How to Use Random Seeds Effectively
Best practices for an often overlooked part of the ML process
Building a predictive model is a complex process. You need to get the right data, clean it, create useful features, test different algorithms, and finally validate your model’s performance. However, this post covers an aspect of the model-building process that doesn’t typically get much attention: random seeds.
❓ What is a Random Seed?
A random seed is used to ensure that results are reproducible. In other words, using this parameter makes sure that anyone who re-runs your code will get the exact same outputs. Reproducibility is an extremely important concept in data science and other fields. Lots of people have already written about this topic at length, so I won’t discuss it any further in this post.
Depending on your specific project, you may not even need a random seed. However, there are 2 common tasks where they are used:
1. Splitting data into training/validation/test sets: random seeds ensure that the data is divided the same way every time the code is run
2. Model training: algorithms such as random forest and gradient boosting are non-deterministic (for a given input, the output is not always the same) and so require a random seed argument for reproducible results
In addition to reproducibility, random seeds are also important for bench-marking results. If you are testing multiple versions of an algorithm, it’s important that all versions use the same data and are as similar as possible (except for the parameters you are testing).
How Random Seeds Are Usually Set
Despite their importance, random seeds are often set without much effort. I’m guilty of this. I typically use the date of whatever day I’m working on (so on March 1st, 2020 I would use the seed 20200301). Some people use the same seed every time, while others randomly generate them.

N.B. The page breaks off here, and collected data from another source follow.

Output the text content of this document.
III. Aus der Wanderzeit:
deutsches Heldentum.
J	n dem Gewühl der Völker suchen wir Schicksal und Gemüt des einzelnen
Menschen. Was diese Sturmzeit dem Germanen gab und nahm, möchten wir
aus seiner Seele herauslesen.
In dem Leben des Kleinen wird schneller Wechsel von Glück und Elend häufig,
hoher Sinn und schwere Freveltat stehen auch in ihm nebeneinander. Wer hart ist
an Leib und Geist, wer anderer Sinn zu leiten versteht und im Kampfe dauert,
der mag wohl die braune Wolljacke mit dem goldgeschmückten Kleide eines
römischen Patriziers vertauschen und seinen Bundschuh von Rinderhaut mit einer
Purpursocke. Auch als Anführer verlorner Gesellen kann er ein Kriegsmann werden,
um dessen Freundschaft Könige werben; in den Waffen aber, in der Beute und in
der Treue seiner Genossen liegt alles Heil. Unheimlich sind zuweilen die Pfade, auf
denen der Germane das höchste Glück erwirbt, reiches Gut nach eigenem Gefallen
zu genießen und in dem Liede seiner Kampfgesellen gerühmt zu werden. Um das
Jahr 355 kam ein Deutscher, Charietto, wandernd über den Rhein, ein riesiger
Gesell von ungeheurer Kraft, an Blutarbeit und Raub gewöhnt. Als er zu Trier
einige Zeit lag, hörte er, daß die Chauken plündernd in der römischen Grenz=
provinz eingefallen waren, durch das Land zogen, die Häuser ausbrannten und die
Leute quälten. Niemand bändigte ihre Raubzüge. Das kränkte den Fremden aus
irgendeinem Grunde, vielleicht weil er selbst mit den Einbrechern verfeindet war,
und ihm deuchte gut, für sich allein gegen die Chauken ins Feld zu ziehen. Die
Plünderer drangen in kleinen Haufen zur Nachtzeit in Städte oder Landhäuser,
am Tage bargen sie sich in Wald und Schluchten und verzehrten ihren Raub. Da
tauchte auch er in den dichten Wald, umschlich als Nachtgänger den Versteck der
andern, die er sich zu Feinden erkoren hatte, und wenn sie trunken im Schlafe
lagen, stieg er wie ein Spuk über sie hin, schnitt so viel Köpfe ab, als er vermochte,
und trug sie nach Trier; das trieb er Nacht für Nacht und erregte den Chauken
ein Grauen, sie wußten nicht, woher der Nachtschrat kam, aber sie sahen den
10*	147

Overall, random seeds are typically treated as an afterthought in the modeling process. This can be problematic because, as we’ll see in the next few sections, the choice of this parameter can significantly affect results.
🚢 Titanic Data
Now, I’ll demonstrate just how much impact the choice of a random seed can have. I’ll use the well-known Titanic dataset to do this (download link is below).
The following code and plots are created in Python, but I found similar results in R. The complete code associated with this post can be found in the GitHub repository below:
First, let’s look at a few rows of this data:
import pandas as pd
train_all = pd.read_csv('train.csv') # Show selected columns
train_all.drop(['PassengerId', 'Parch', 'Ticket', 'Embarked', 'Cabin'], axis = 1).head()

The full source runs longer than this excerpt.